When the loan is disbursed, the borrower can see only the current and the upcoming installment. Which applies to MCAs and credit lines.
Initial schedule vs Actual schedule
Schedule changes are a common occurrence in the lending business’ operations, especially in today’s uncertain times. In TurnKey Lender v.7.7, we’ve implemented a feature that allows you to compare the schedule we’ve planned beforehand and the actual schedule that the borrower repays the loan on. As a business owner, this helps you make informed decisions about loan collections and future work with every given customer.
Before disbursement, we work with Initial Schedule. It’s fixated and stored in the system so we can check it afterward and compare it with the Actual Schedule. For active loans, you can see the History and Initial schedule and export this data to Excel as needed for analysis and notifying clients of the schedule we’ll use for a loan.
The initial schedule is always regular – not sequential. But if you choose the open-ended schedule building option, only the next installments will be generated.
Fees in form of rate
To serve ever larger lender audiences, TurnKey Lender v.7.7 allows you to set some fees as a rate on the overall loan sum.
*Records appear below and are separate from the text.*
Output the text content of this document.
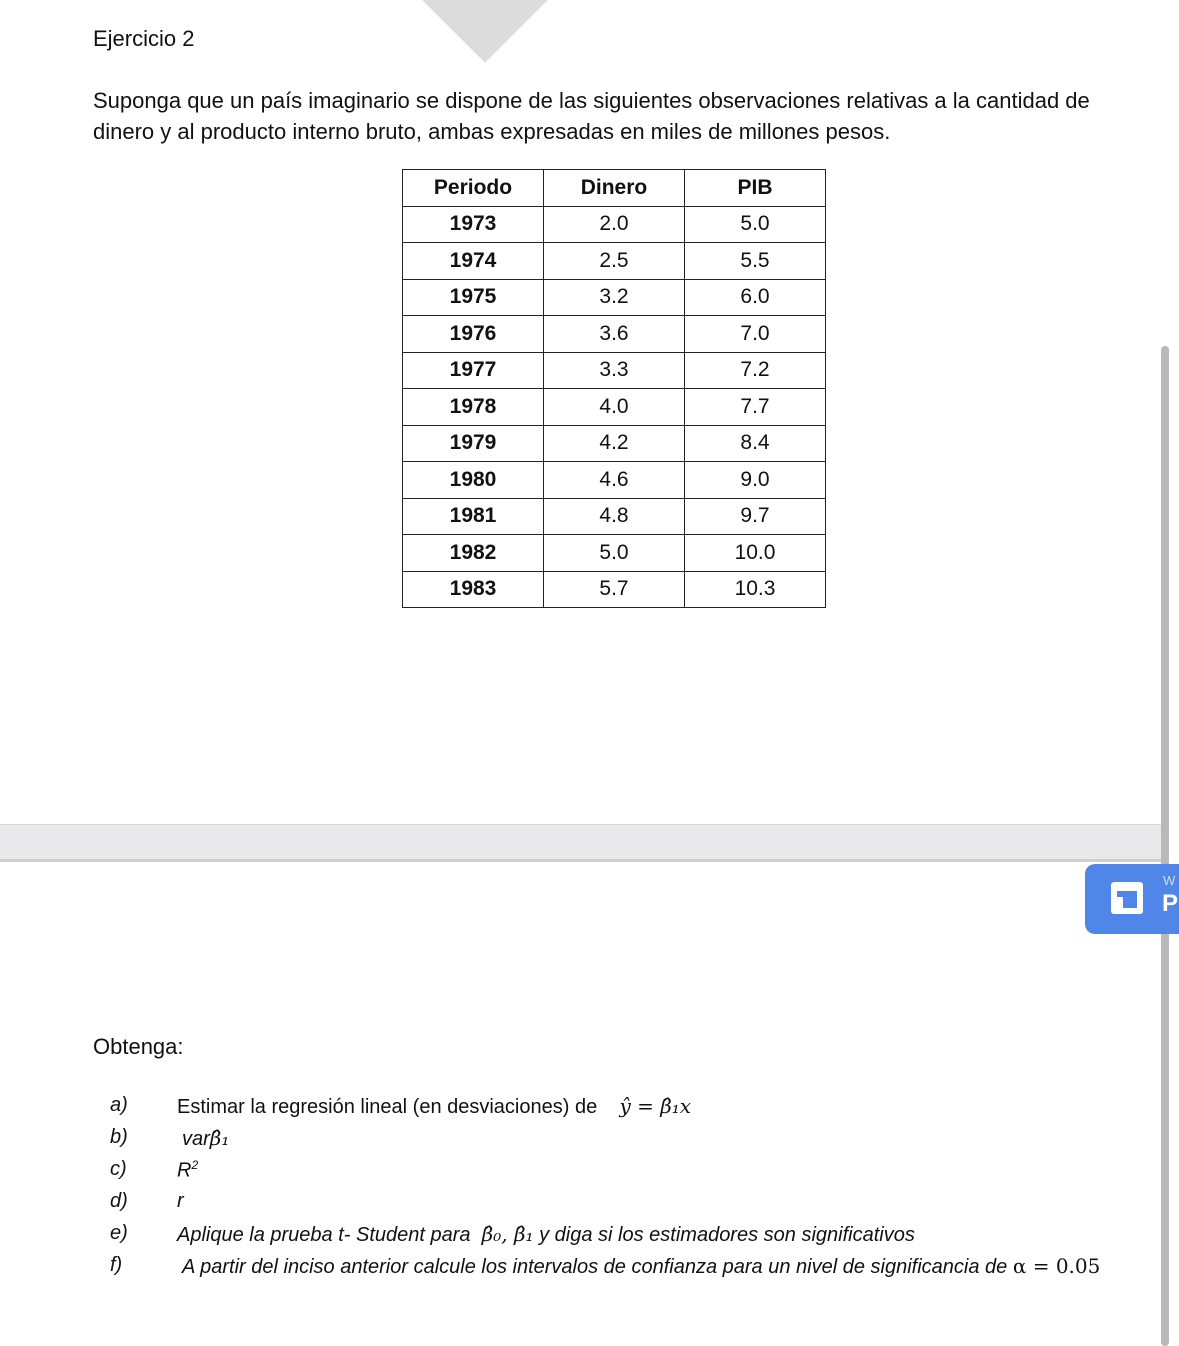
Ejercicio 2
Suponga que un país imaginario se dispone de las siguientes observaciones relativas a la cantidad de dinero y al producto interno bruto, ambas expresadas en miles de millones pesos.
Periodo	Dinero	PIB
1973	2.0	5.0
1974	2.5	5.5
1975	3.2	6.0
1976	3.6	7.0
1977	3.3	7.2
1978	4.0	7.7
1979	4.2	8.4
1980	4.6	9.0
1981	4.8	9.7
1982	5.0	10.0
1983	5.7	10.3
W
P
Obtenga:
a) Estimar la regresión lineal (en desviaciones) de ŷ = β̂₁x
b)	varβ̂₁
c)	$R^2$
d) r
e) Aplique la prueba t- Student para β̂₀, β̂₁ y diga si los estimadores son significativos
f)	A partir del inciso anterior calcule los intervalos de confianza para un nivel de significancia de α = 0.05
Before you could set only charge amounts or percent, now you can set a rate you’d like some fee to be.
Right now, this fee type is best applied for the Merchant Cash Advance industry because in this industry – factor rate is the most acceptable charging model.
Internal Rate of Return (IRR) calculations with included/excluded fees
The internal rate of return (IRR) is a metric used in financial analysis to estimate the profitability of potential investments. IRR is the annual rate of growth that an investment is expected to generate. IRR is ideal for analyzing capital budgeting projects to understand and compare potential rates of annual return over time.
In v.7.7, we’ve deployed an updated version of IRR calculations which can both consider fees or not.
By default, all the fees are included in the IRR, but starting with v.7.7, lenders can exclude specific fees from IRR on the Credit Product level, for example, insurance payments.
Distributing fees over a specific period
Before you could charge one-time fees like the admin fee in some specific installments but starting with v.7.7, you can distribute different one-time fees (e.g. insurance) over the whole loan term not to make one installment too large. Simply set the overall sum you need to charge and then choose how to distribute it over the loan schedule.
Set loan duration as a number of installments
Many lenders need to charge payments on the financing they provide in installments not weekly/monthly. So by popular demand, starting with v.7.7, the lender can set the loan term in the number of installments. Also, we’re introducing the ability to set minimum and maximum acceptable number of installments for loans issued with a credit product.
Additional improvements
As the scope of TurnKey Lender functionality grows, reporting and notifications need to be updated too. That is why in v.7.7 we’re introducing new merge fields for the notifications and smart markers for reporting.